Zo is het, dat Wij, de Raad van State gehoord, en met gemeen overleg der Staten-Generaal, hebben goedgevonden en verstaan, gelijk Wij goedvinden en verstaan bij deze:

ARTIKEL I

De Wet identificatie bij financiële dienstverlening 19931 wordt als volgt gewijzigd:

A

Artikel 2 wordt als volgt gewijzigd:

1.

Aan het eerste lid, wordt een zin toegevoegd, luidende:

Indien de financiële instelling bij de vaststelling van de identiteit overeenkomstig artikel 3 in redelijkheid kan twijfelen aan de juistheid van de verstrekte gegevens, verleent zij geen financiële dienst dan nadat zij door het inwinnen van nadere informatie voldoende zekerheid heeft verkregen omtrent de identiteit van de cliënt.

2. Onder vernummering van het vierde tot en met het zesde lid tot vijfde tot en met zevende lid, wordt na het derde lid een lid ingevoegd, luidende:

  • 4. Aan de verplichting, bedoeld in het eerste lid, is voldaan, indien de financiële instelling voor de vaststelling van de identiteit van een cliënt gebruik maakt van de gegevens die zij bij een eerder aan die cliënt verleende financiële dienst, overeenkomstig de bepalingen van deze wet of ingevolge de Wet identiteitsvaststelling heeft vastgesteld.

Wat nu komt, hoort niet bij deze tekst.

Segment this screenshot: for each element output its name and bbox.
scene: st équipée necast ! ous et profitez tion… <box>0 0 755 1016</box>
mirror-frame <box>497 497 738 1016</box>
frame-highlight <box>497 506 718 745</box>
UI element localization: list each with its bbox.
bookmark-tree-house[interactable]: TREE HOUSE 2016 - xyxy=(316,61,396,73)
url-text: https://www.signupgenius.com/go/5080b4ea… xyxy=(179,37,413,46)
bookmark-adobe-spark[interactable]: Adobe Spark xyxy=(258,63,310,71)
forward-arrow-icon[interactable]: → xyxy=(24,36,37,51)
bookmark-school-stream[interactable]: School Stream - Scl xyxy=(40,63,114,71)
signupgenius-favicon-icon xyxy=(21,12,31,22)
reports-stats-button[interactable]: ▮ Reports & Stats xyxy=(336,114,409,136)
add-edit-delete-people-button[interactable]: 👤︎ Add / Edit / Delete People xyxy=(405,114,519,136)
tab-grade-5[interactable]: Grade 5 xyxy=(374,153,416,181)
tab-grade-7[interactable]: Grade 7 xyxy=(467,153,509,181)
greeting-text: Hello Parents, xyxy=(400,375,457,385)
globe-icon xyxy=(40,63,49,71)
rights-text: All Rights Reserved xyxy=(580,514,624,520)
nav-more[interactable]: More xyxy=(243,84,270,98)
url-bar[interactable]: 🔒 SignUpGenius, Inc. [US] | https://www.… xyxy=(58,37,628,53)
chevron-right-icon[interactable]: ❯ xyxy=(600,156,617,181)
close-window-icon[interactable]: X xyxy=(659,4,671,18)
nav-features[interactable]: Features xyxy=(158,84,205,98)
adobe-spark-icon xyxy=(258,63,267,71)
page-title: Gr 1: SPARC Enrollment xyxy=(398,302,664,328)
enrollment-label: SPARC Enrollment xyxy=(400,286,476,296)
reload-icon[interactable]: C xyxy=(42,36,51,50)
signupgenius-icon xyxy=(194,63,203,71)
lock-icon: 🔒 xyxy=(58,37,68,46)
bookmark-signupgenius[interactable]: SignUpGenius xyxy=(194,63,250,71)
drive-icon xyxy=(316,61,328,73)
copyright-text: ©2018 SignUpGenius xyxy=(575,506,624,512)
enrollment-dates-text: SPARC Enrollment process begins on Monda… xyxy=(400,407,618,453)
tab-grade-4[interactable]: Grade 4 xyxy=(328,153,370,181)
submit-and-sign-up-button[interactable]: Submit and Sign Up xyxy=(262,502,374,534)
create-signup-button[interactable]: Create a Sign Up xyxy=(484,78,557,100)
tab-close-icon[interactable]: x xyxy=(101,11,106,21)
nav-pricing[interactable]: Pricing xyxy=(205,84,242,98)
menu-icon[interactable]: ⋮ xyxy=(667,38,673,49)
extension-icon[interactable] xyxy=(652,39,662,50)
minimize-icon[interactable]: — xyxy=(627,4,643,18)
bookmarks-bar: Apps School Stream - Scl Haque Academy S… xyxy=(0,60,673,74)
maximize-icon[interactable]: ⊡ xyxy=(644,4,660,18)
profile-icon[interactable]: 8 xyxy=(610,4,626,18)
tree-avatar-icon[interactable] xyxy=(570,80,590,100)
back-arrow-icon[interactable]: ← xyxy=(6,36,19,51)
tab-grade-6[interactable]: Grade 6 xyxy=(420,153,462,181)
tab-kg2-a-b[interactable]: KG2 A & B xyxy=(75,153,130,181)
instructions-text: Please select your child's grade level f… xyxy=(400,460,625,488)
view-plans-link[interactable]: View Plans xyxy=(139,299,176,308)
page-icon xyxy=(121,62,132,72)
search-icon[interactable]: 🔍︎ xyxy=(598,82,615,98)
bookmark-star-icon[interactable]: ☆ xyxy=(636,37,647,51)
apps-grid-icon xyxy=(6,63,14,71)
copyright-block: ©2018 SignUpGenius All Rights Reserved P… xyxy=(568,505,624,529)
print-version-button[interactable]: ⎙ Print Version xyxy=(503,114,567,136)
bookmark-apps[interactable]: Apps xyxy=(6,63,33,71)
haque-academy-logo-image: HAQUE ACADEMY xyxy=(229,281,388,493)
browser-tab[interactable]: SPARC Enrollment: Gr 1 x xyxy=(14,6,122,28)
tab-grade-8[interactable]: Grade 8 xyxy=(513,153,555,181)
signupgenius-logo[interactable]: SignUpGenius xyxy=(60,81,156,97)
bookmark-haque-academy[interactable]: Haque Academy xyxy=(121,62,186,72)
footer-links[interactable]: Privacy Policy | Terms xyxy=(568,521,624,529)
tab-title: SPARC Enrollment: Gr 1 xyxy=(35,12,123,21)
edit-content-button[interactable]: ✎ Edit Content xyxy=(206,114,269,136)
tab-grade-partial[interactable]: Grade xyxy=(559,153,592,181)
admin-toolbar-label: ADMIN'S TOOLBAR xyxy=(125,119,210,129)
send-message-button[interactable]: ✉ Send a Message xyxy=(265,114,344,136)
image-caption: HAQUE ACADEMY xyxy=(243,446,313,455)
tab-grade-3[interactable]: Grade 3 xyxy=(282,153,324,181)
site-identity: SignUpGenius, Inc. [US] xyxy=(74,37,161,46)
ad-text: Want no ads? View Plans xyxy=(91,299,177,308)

De eerste volzin is niet van toepassing indien het betreft een financiële dienst ter zake van een transactie met een tegengestelde waarde of gezamenlijke tegenwaarde welke gelijk is aan dan wel meer bedraagt dan een bedrag van vijfentwintigduizend gulden en deze dienst wordt verricht door een ander filiaal van de financiële instelling dan het filiaal dat de identiteit van de cliënt heeft vastgesteld.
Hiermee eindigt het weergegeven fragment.